A laser pulse traveling through a plasma accelerates free electrons in its wake


Berkeley Lab scientists are leading in a race to develop laser-based accelerator capable of zapping electron beams to energies exceeding 10 GeV in a distance of just one meter. Groups in the UK and France are working feverishly to best the record set by Leemans’ group in 2006. China has also deemed it a high-priority growth area.

In about four years, the Berkeley Lab Laser Accelerator, or BELLA, will demonstrate the promise of a novel and compact method of accelerating high-energy particles, by making use of a series of synchronized laser systems.

This group achieved a major breakthrough in 2006 when they broke the world record for laser-wakefield acceleration, a technique in which particles are accelerated by waves in plasma generated by intense pulses of laser light. In the wake of the laser pulse, electrons surf the waves of the ionized gas. Leemans and coworkers used this concept to accelerate electron beams to energies of more than 1 GeV in a distance of just 3.3 centimeters. Compare that to the Stanford Linear Accelerator Center, or SLAC, which takes 2 miles (3.2 kilometers) to boost electrons to 50 GeV.

Although the main purpose of the project is to develop a new generation of more compact accelerators for high energy physics research, laser plasma wakefield technology has several potential applications.


100 of the 10GeV accelerators could enable a 100 meter long teravolt accelerator.

A multi-GeV beam could be used to produce highly-collimated, high-energy photons that could penetrate cargo in a nondestructive way, allowing inspectors to remotely “see” inside a package, which would be highly useful for national security. BELLA could also be used to build free-electron lasers (FEL). Like all lasers, FELs emit energetic beams of light. But unlike conventional lasers, they operate on a different set of principles that make them highly tunable. Because of this property, free-electron lasers can provide extraordinarily valuable tools for materials scientists, chemists, biologists, and researchers in various fields working on problems in fundamental energy research, allowing them to probe ultrashort, nanoscale phenomena. Their tunability also makes them useful for medical diagnosis.

Finally, with some modification, BELLA could produce a narrow bandwidth x-ray beam that could be used to take very high-resolution x-ray images for medical use. If the laser technology that drives the laser plasma accelerators keeps on improving by becoming less expensive and more compact, it could one day be an alternative to conventional x-ray machines, offering a new technique for better images with reduced x-ray dose.
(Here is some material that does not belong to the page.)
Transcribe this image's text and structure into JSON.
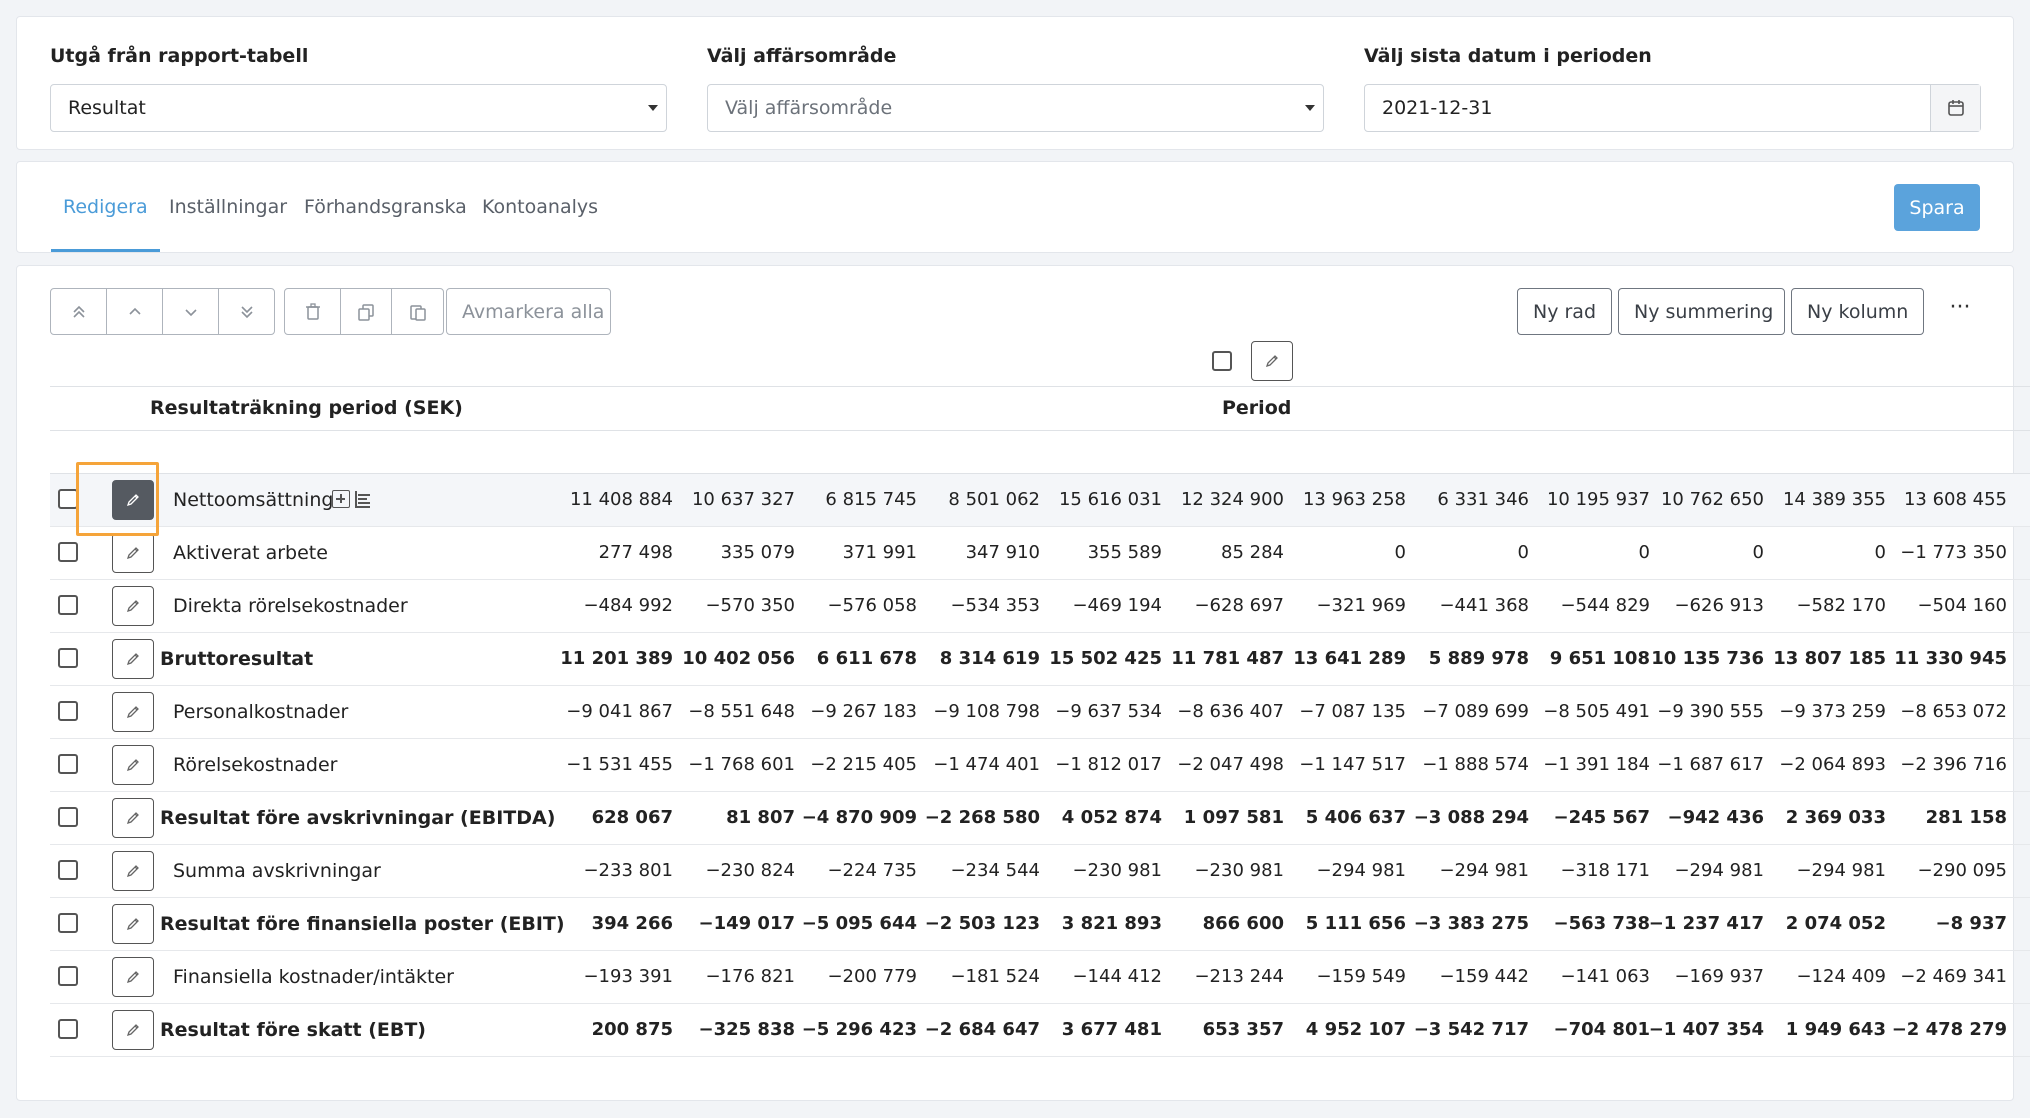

Completing BELLA will require:

Completing BELLA will require a 1-Hz, 1-PW laser — the highest average power (40 W) petawatt-class laser in the world.

To achieve BELLA’s main objective of 10-GeV electrons, a new and much more powerful laser will have to be put in place, a state-of-the-art laser that can fire a 40-joule pulse in a brief 40 femtoseconds, then build up to fire again and again, once every second, a repetition rate of one hertz (1 Hz). Such a laser will have an average power of 40 W and a peak power of a quadrillion watts — a petawatt, 1 PW.

“Since the time we designed and built the LOASIS 40-TW laser ourselves, there has been a revolution in the field of laser technology,” Leemans says. “Advances are now driven by commercial companies, and by military requirements, and we have been talking with two companies who want to build a laser for BELLA under our supervision.”